Et après plusieurs itérations conçues de manière décevante, un véritable Tour de France féminin a finalement été déployé en 2022. La course de huit jours à Paris commencera le jour où l’épreuve masculine se terminera sur les Champs-Elysées et l’idée de parcourir le Tour dans le maillot de champion d’Irlande est presque trop parfait Imaginez-le. Kotter n’a jamais été le seul à laisser passer une opportunité.
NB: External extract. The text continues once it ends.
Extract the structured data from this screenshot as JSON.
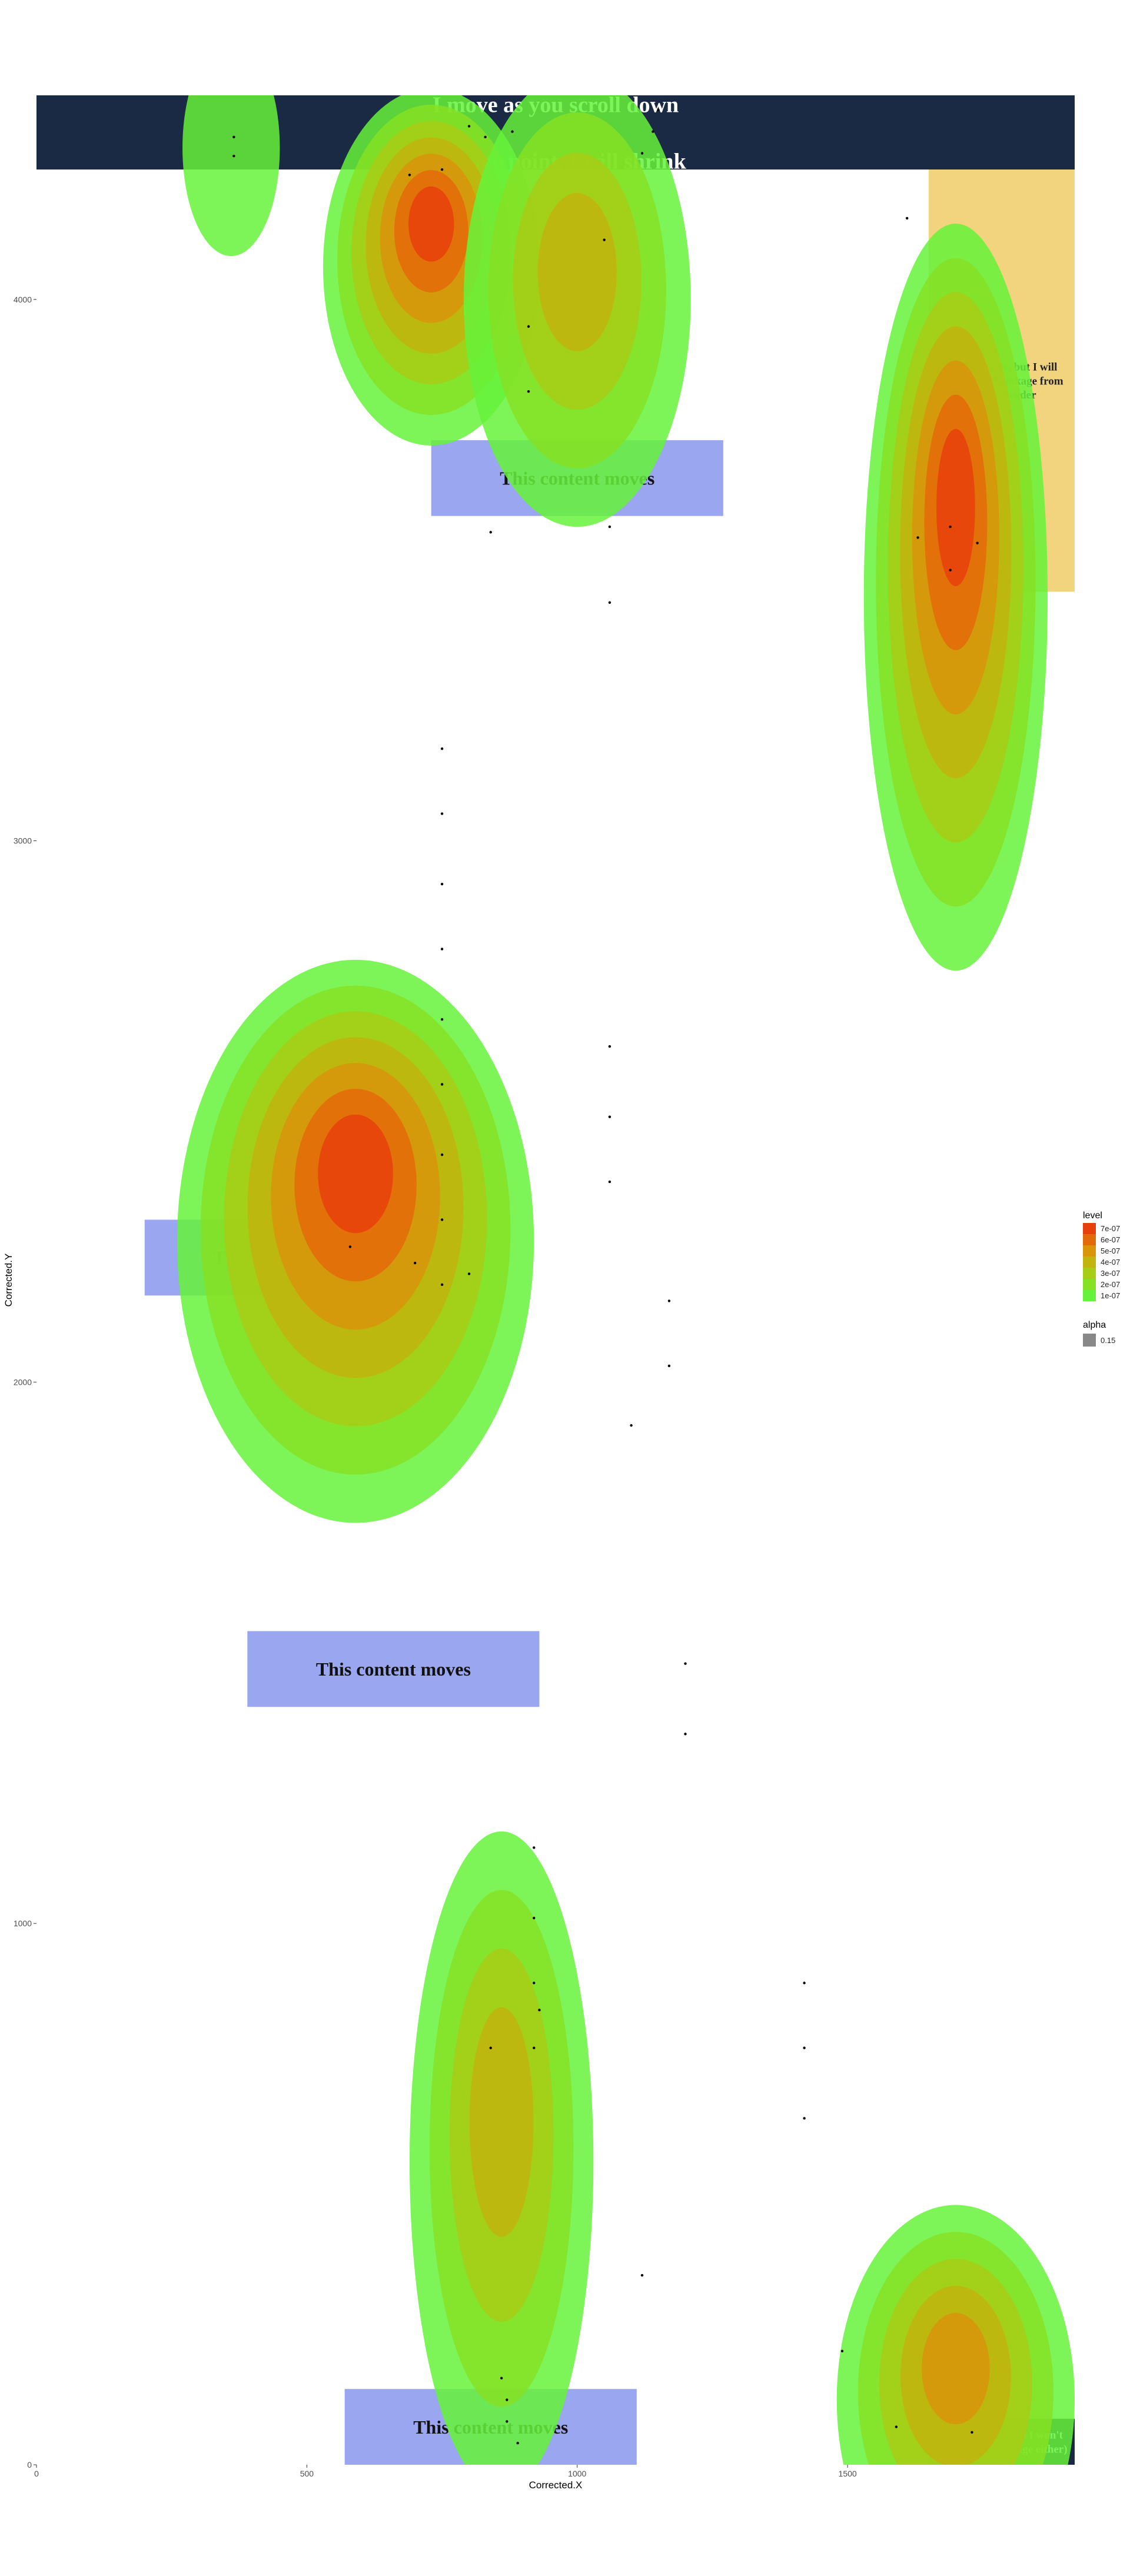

Elle insiste : « Cent pour cent, c’est un objectif, j’aimerais le supporter. » « (L’équipe) a sa place là-dedans et je dois évidemment faire mes preuves avant cette étape, mais bien sûr, je serais stupide de dire que ce n’était pas un objectif. Qui ne voudrait pas participer à une course aussi emblématique, surtout maintenant dans leur première année? Incroyable. C’est mon objectif de 100 pièces. « 

L’ajout du Tour Femmes est un pas dans la bonne direction pour le sport, mais Cotter sait très bien jusqu’où le cyclisme féminin est allé, notamment en termes de prix en argent et de salaire de base. Les progrès peuvent être douloureusement lents, mais depuis le début tardif, son développement a été tout sauf.

Ayant finalement signé un accord qui signifie qu’elle appartient au cyclisme professionnel, elle attaquera 2022 avec une nouvelle conviction.

« Quand une équipe croit suffisamment en vous pour dire : « Nous croyons en vous, nous vous paierons pour faire partie de notre équipe et vous montrer ce que vous valez parce que nous pensons que vous êtes assez bon pour le faire », cela donne vous un coup de pouce supplémentaire. »

« Je veux beaucoup devenir un athlète professionnel. Je travaillerai sur mon problème si j’ai ces opportunités. « 

Nul doute qu’elle a déjà beaucoup de nouveaux objectifs écrits dans son journal.